Garon la siguió sin sacarse las manos de los bolsillos. No se despidió de Coltrain, que por su parte lo siguió con la mirada con expresión ceñuda, hasta que una enfermera lo llamó.

Garon abrió la puerta del coche y ayudó a entrar a Grace, que parecía haber enmudecido. Permanecieron en silencio mientras salían del aparcamiento, y al final él comentó:

–Conoces bien al doctor, ¿verdad?

Ella se limitó a asentir sin mirarlo.

–Es un hombre bastante rudo, ¿no?

Grace pensó que el comentario era gracioso viniendo de alguien que parecía incluso peor que Coltrain, pero como era demasiado tímida para decirlo, asintió sin más.

Garon enarcó una ceja.

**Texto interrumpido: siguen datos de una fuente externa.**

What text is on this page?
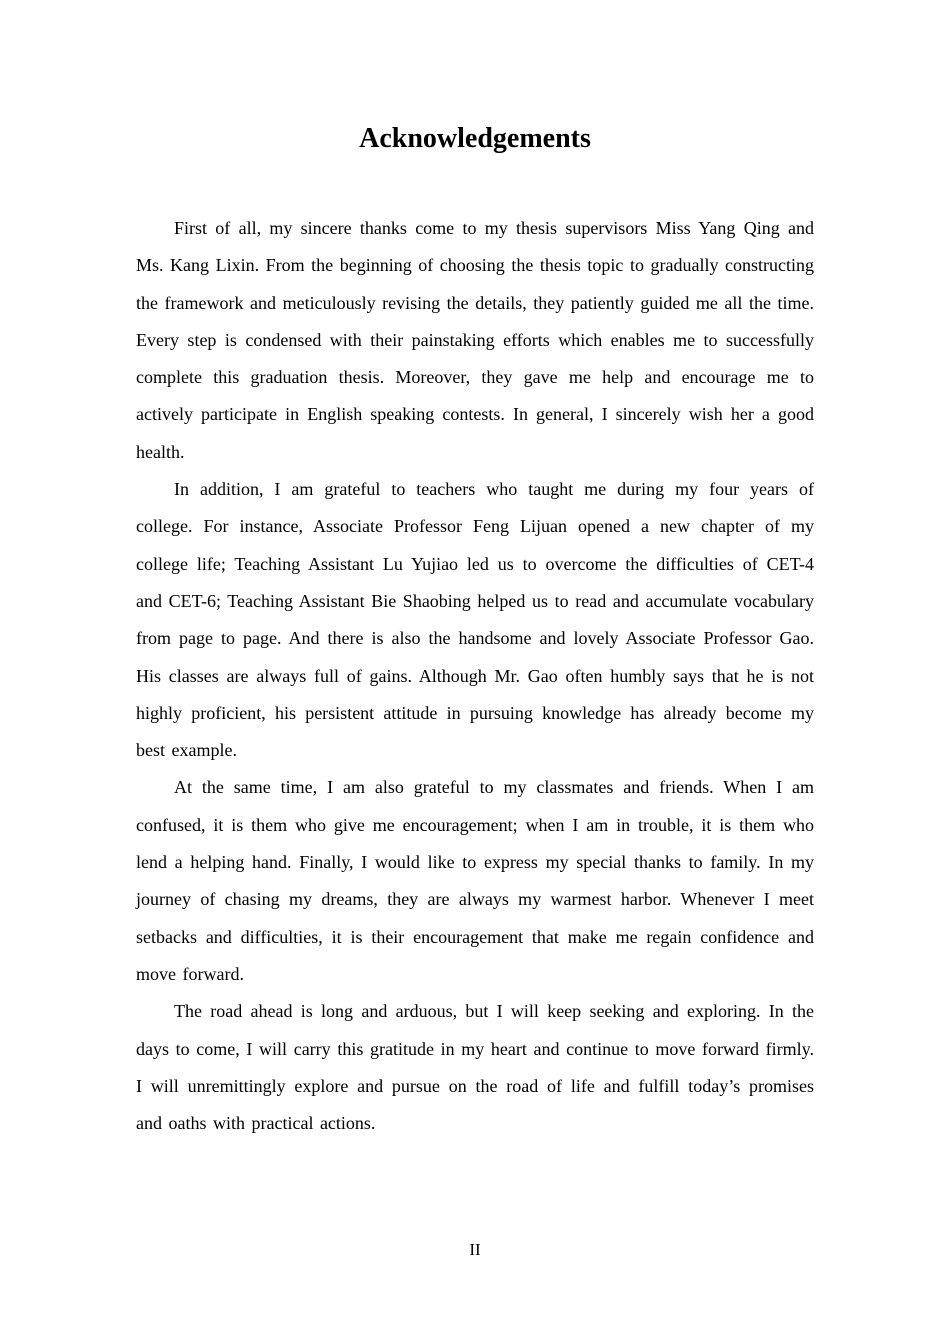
Acknowledgements

First of all, my sincere thanks come to my thesis supervisors Miss Yang Qing and Ms. Kang Lixin. From the beginning of choosing the thesis topic to gradually constructing the framework and meticulously revising the details, they patiently guided me all the time. Every step is condensed with their painstaking efforts which enables me to successfully complete this graduation thesis. Moreover, they gave me help and encourage me to actively participate in English speaking contests. In general, I sincerely wish her a good health.

In addition, I am grateful to teachers who taught me during my four years of college. For instance, Associate Professor Feng Lijuan opened a new chapter of my college life; Teaching Assistant Lu Yujiao led us to overcome the difficulties of CET-4 and CET-6; Teaching Assistant Bie Shaobing helped us to read and accumulate vocabulary from page to page. And there is also the handsome and lovely Associate Professor Gao. His classes are always full of gains. Although Mr. Gao often humbly says that he is not highly proficient, his persistent attitude in pursuing knowledge has already become my best example.

At the same time, I am also grateful to my classmates and friends. When I am confused, it is them who give me encouragement; when I am in trouble, it is them who lend a helping hand. Finally, I would like to express my special thanks to family. In my journey of chasing my dreams, they are always my warmest harbor. Whenever I meet setbacks and difficulties, it is their encouragement that make me regain confidence and move forward.

The road ahead is long and arduous, but I will keep seeking and exploring. In the days to come, I will carry this gratitude in my heart and continue to move forward firmly. I will unremittingly explore and pursue on the road of life and fulfill today’s promises and oaths with practical actions.

II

Se sentía como si estuviera hablando solo, y se preguntó por qué el médico le había puesto una inyección en vez de darle una pastilla; de hecho, también le parecía extraño que el tipo se preocupara hasta el punto de querer asegurarse de que no pasara la noche sola. Mucha gente tenía familiares muy enfermos, y la mayoría aguantaba la situación sin necesidad de tranquilizantes, sobre todo si se trataba de mujeres jóvenes y sanas.

Se dijo que no era asunto suyo y sacó el móvil para llamar a la señorita Turner, que contestó de inmediato. Era obvio que no se había acostado.

–¿Le importaría pasar la noche en la casa de la señorita Carver?

–Claro que no. Estaré lista en cuanto lleguen.

Garon guardó el teléfono y le dijo a Grace:

–Iremos a buscar a la señorita Turner, y os llevaré a tu casa. Ella puede llevarte mañana al trabajo y al hospital en mi Expedition, haré que uno de mis empleados os lo lleve a primera hora.

Solía usar el todoterreno para desplazarse por el rancho, y tanto el capataz como los vaqueros tenían sus propios medios de transporte. Pensaba hacer que uno de sus mecánicos le echara un vistazo al coche de Grace, pero prefirió no decírselo porque no quería responsabilizarse de ella más tiempo del necesario.